Explanations for the high quit rates vary. A recent survey from Pew Research Center found that low pay, limited opportunities for advancement, and a lack of flexibility are among the most common reasons.
Whatever the explanation, the consequences are clear. Record-high quits are exacerbating a labor shortage in the United States and creating an existential crisis for many small businesses, and quit rates vary considerably among states.
According to the Job Openings and Labor Turnover Survey report from the Bureau of Labor Statistics, 486,000 people in California quit their jobs in March, the most recent month of available data – a 46.8% increase from one year earlier.
The total number of monthly quits in the state accounts for 2.8% of the total workforce, slightly lower than the 3.0% share of workers nationwide who quit their jobs in March.

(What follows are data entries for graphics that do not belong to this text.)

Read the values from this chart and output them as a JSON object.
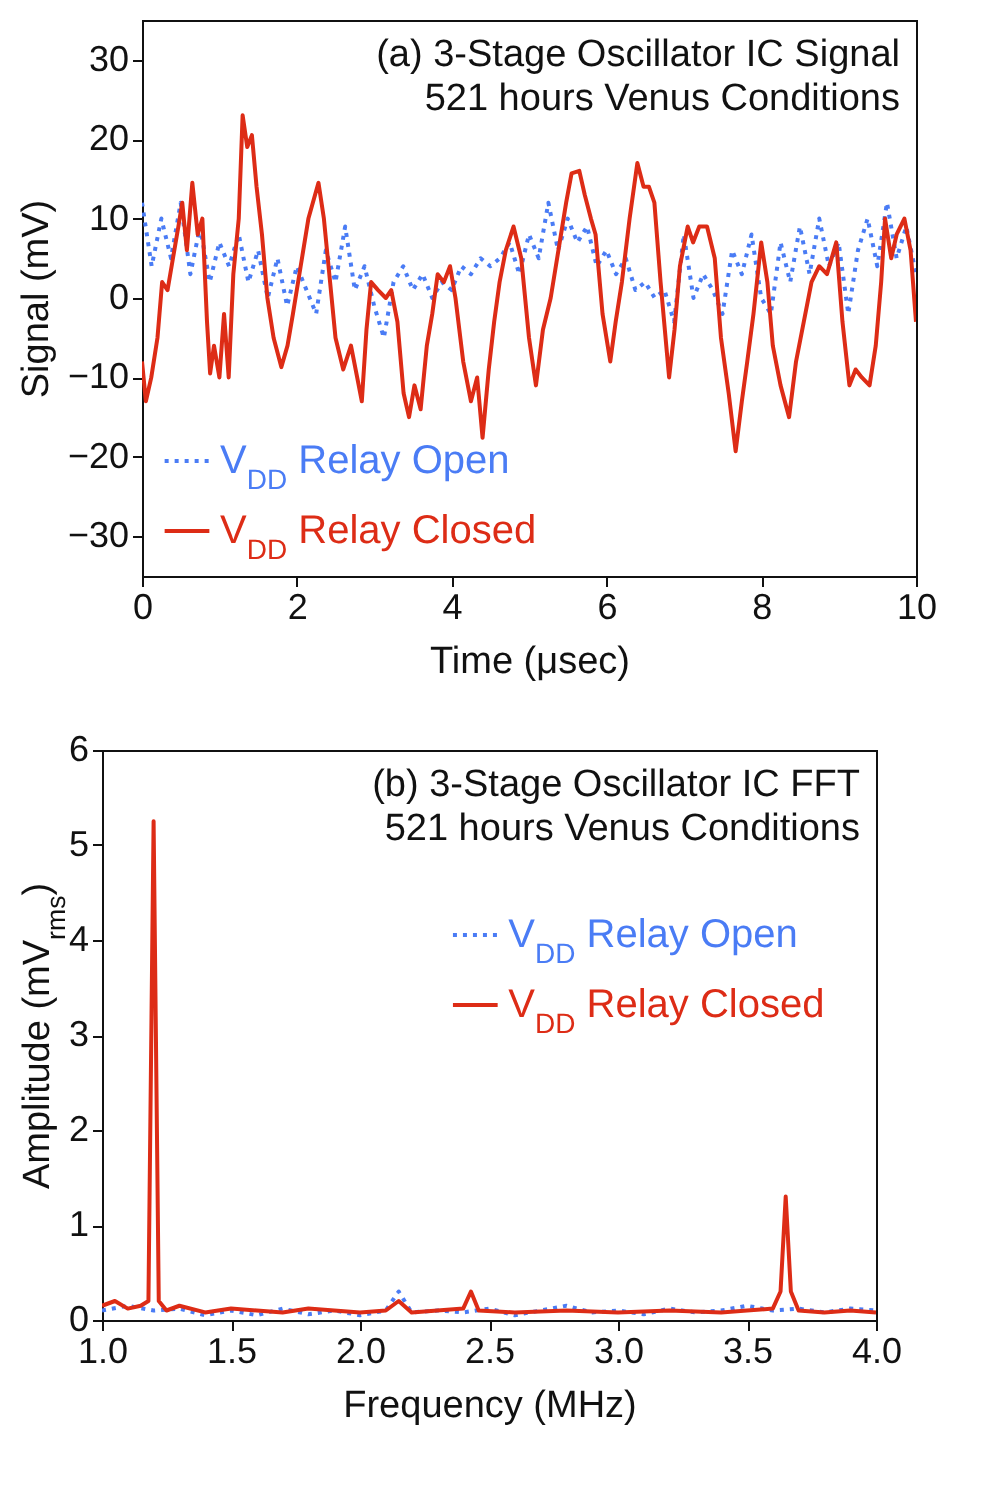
{
  "chart_data": [
    {
      "type": "line",
      "annotations": [
        "(a) 3-Stage Oscillator IC Signal",
        "521 hours Venus Conditions"
      ],
      "xlabel": "Time (μsec)",
      "ylabel": "Signal (mV)",
      "xlim": [
        0,
        10
      ],
      "ylim": [
        -35,
        35
      ],
      "xticks": [
        0,
        2,
        4,
        6,
        8,
        10
      ],
      "yticks": [
        -30,
        -20,
        -10,
        0,
        10,
        20,
        30
      ],
      "legend": "bottom left",
      "marker": "none",
      "series": [
        {
          "name": "V$_{DD}$ Relay Open",
          "color": "#4a7cf5",
          "line_style": "dotted",
          "x": [
            0,
            0.125,
            0.25,
            0.375,
            0.5,
            0.625,
            0.75,
            0.875,
            1,
            1.125,
            1.25,
            1.375,
            1.5,
            1.625,
            1.75,
            1.875,
            2,
            2.125,
            2.25,
            2.375,
            2.5,
            2.625,
            2.75,
            2.875,
            3,
            3.125,
            3.25,
            3.375,
            3.5,
            3.625,
            3.75,
            3.875,
            4,
            4.125,
            4.25,
            4.375,
            4.5,
            4.625,
            4.75,
            4.875,
            5,
            5.125,
            5.25,
            5.375,
            5.5,
            5.625,
            5.75,
            5.875,
            6,
            6.125,
            6.25,
            6.375,
            6.5,
            6.625,
            6.75,
            6.875,
            7,
            7.125,
            7.25,
            7.375,
            7.5,
            7.625,
            7.75,
            7.875,
            8,
            8.125,
            8.25,
            8.375,
            8.5,
            8.625,
            8.75,
            8.875,
            9,
            9.125,
            9.25,
            9.375,
            9.5,
            9.625,
            9.75,
            9.875,
            10
          ],
          "values": [
            12,
            4,
            10,
            5,
            12,
            3,
            9,
            2,
            7,
            4,
            8,
            2,
            6,
            0,
            5,
            -1,
            4,
            1,
            -2,
            6,
            2,
            9,
            1,
            4,
            -1,
            -5,
            2,
            4,
            1,
            3,
            0,
            2,
            1,
            4,
            3,
            5,
            4,
            5,
            7,
            3,
            8,
            5,
            12,
            6,
            10,
            7,
            9,
            4,
            6,
            3,
            5,
            1,
            2,
            0,
            1,
            -3,
            8,
            0,
            3,
            1,
            -2,
            6,
            3,
            8,
            0,
            -2,
            7,
            2,
            9,
            3,
            10,
            4,
            7,
            -2,
            6,
            10,
            4,
            12,
            5,
            9,
            3
          ]
        },
        {
          "name": "V$_{DD}$ Relay Closed",
          "color": "#dd2c16",
          "line_style": "solid",
          "x": [
            0,
            0.05,
            0.12,
            0.2,
            0.26,
            0.33,
            0.4,
            0.47,
            0.52,
            0.58,
            0.65,
            0.72,
            0.78,
            0.84,
            0.88,
            0.93,
            1,
            1.06,
            1.12,
            1.18,
            1.25,
            1.3,
            1.36,
            1.42,
            1.48,
            1.55,
            1.62,
            1.7,
            1.8,
            1.88,
            1.95,
            2.05,
            2.15,
            2.28,
            2.35,
            2.42,
            2.5,
            2.6,
            2.7,
            2.78,
            2.84,
            2.9,
            2.96,
            3.05,
            3.15,
            3.22,
            3.3,
            3.38,
            3.45,
            3.52,
            3.6,
            3.68,
            3.75,
            3.82,
            3.9,
            3.98,
            4.05,
            4.15,
            4.25,
            4.33,
            4.4,
            4.48,
            4.55,
            4.62,
            4.7,
            4.8,
            4.9,
            5,
            5.09,
            5.18,
            5.28,
            5.38,
            5.48,
            5.55,
            5.65,
            5.72,
            5.8,
            5.86,
            5.95,
            6.05,
            6.12,
            6.2,
            6.3,
            6.4,
            6.48,
            6.55,
            6.62,
            6.7,
            6.81,
            6.88,
            6.95,
            7.05,
            7.12,
            7.2,
            7.3,
            7.4,
            7.48,
            7.58,
            7.67,
            7.75,
            7.82,
            7.9,
            8,
            8.08,
            8.15,
            8.25,
            8.36,
            8.45,
            8.55,
            8.65,
            8.75,
            8.85,
            8.97,
            9.05,
            9.14,
            9.22,
            9.3,
            9.4,
            9.48,
            9.55,
            9.6,
            9.68,
            9.75,
            9.85,
            9.93,
            10
          ],
          "values": [
            -8,
            -13,
            -10,
            -5,
            2,
            1,
            5,
            9,
            12,
            6,
            14.5,
            8,
            10,
            -3,
            -9.5,
            -6,
            -10,
            -2,
            -10,
            3,
            10,
            23,
            19,
            20.5,
            14,
            8,
            0,
            -5,
            -8.7,
            -6,
            -2,
            4,
            10,
            14.5,
            10,
            3,
            -5,
            -9,
            -6,
            -10,
            -13,
            -4,
            2,
            1,
            0,
            1,
            -3,
            -12,
            -15,
            -11,
            -14,
            -6,
            -2,
            3,
            2,
            4,
            0,
            -8,
            -13,
            -10,
            -17.6,
            -9,
            -3,
            2,
            6,
            9,
            5,
            -5,
            -11,
            -4,
            0,
            6,
            12,
            15.7,
            16,
            13,
            10,
            8,
            -2,
            -8,
            -3,
            2,
            10,
            17,
            14,
            14,
            12,
            2,
            -10,
            -4,
            4,
            9,
            7,
            9,
            9,
            5,
            -5,
            -12,
            -19.3,
            -13,
            -8,
            -2,
            7,
            2,
            -6,
            -11,
            -15,
            -8,
            -3,
            2,
            4,
            3,
            7,
            -3,
            -11,
            -9,
            -10,
            -11,
            -6,
            2,
            10,
            5,
            8,
            10,
            6,
            -3
          ]
        }
      ]
    },
    {
      "type": "line",
      "annotations": [
        "(b) 3-Stage Oscillator IC FFT",
        "521 hours Venus Conditions"
      ],
      "xlabel": "Frequency (MHz)",
      "ylabel": "Amplitude (mV$_{rms}$)",
      "xlim": [
        1,
        4
      ],
      "ylim": [
        0,
        6
      ],
      "xticks": [
        {
          "value": 1,
          "label": "1.0"
        },
        1.5,
        {
          "value": 2,
          "label": "2.0"
        },
        2.5,
        {
          "value": 3,
          "label": "3.0"
        },
        3.5,
        {
          "value": 4,
          "label": "4.0"
        }
      ],
      "yticks": [
        0,
        1,
        2,
        3,
        4,
        5,
        6
      ],
      "legend": "top right",
      "marker": "none",
      "series": [
        {
          "name": "V$_{DD}$ Relay Open",
          "color": "#4a7cf5",
          "line_style": "dotted",
          "x": [
            1,
            1.1,
            1.2,
            1.3,
            1.4,
            1.5,
            1.6,
            1.7,
            1.8,
            1.9,
            2,
            2.1,
            2.15,
            2.2,
            2.3,
            2.4,
            2.5,
            2.6,
            2.7,
            2.8,
            2.9,
            3,
            3.1,
            3.2,
            3.3,
            3.4,
            3.5,
            3.6,
            3.7,
            3.8,
            3.9,
            4
          ],
          "values": [
            0.1,
            0.15,
            0.1,
            0.12,
            0.05,
            0.1,
            0.05,
            0.12,
            0.06,
            0.1,
            0.05,
            0.1,
            0.3,
            0.08,
            0.1,
            0.08,
            0.12,
            0.05,
            0.1,
            0.15,
            0.08,
            0.1,
            0.06,
            0.12,
            0.08,
            0.1,
            0.15,
            0.1,
            0.12,
            0.08,
            0.12,
            0.1
          ]
        },
        {
          "name": "V$_{DD}$ Relay Closed",
          "color": "#dd2c16",
          "line_style": "solid",
          "x": [
            1,
            1.05,
            1.1,
            1.15,
            1.18,
            1.2,
            1.22,
            1.25,
            1.3,
            1.4,
            1.5,
            1.6,
            1.7,
            1.8,
            1.9,
            2,
            2.1,
            2.15,
            2.2,
            2.3,
            2.4,
            2.43,
            2.46,
            2.6,
            2.8,
            3,
            3.2,
            3.4,
            3.5,
            3.6,
            3.63,
            3.65,
            3.67,
            3.7,
            3.8,
            3.9,
            4
          ],
          "values": [
            0.15,
            0.2,
            0.12,
            0.15,
            0.2,
            5.25,
            0.2,
            0.1,
            0.15,
            0.08,
            0.12,
            0.1,
            0.08,
            0.12,
            0.1,
            0.08,
            0.1,
            0.2,
            0.08,
            0.1,
            0.12,
            0.3,
            0.1,
            0.08,
            0.1,
            0.08,
            0.1,
            0.08,
            0.1,
            0.12,
            0.3,
            1.3,
            0.3,
            0.1,
            0.08,
            0.1,
            0.08
          ]
        }
      ]
    }
  ]
}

Though there are some notable exceptions, states with lower unemployment rates often have higher quit rates. Since quits do not include workers who retired, each of the 4.5 million Americans who quit in March will presumably take another job. A stronger job market, therefore, may incentivize workers to look for better opportunities, while workers in states with weaker job markers may be deterred. The March jobless rate in California stood at 4.9%, compared to the national unemployment rate of 3.6%.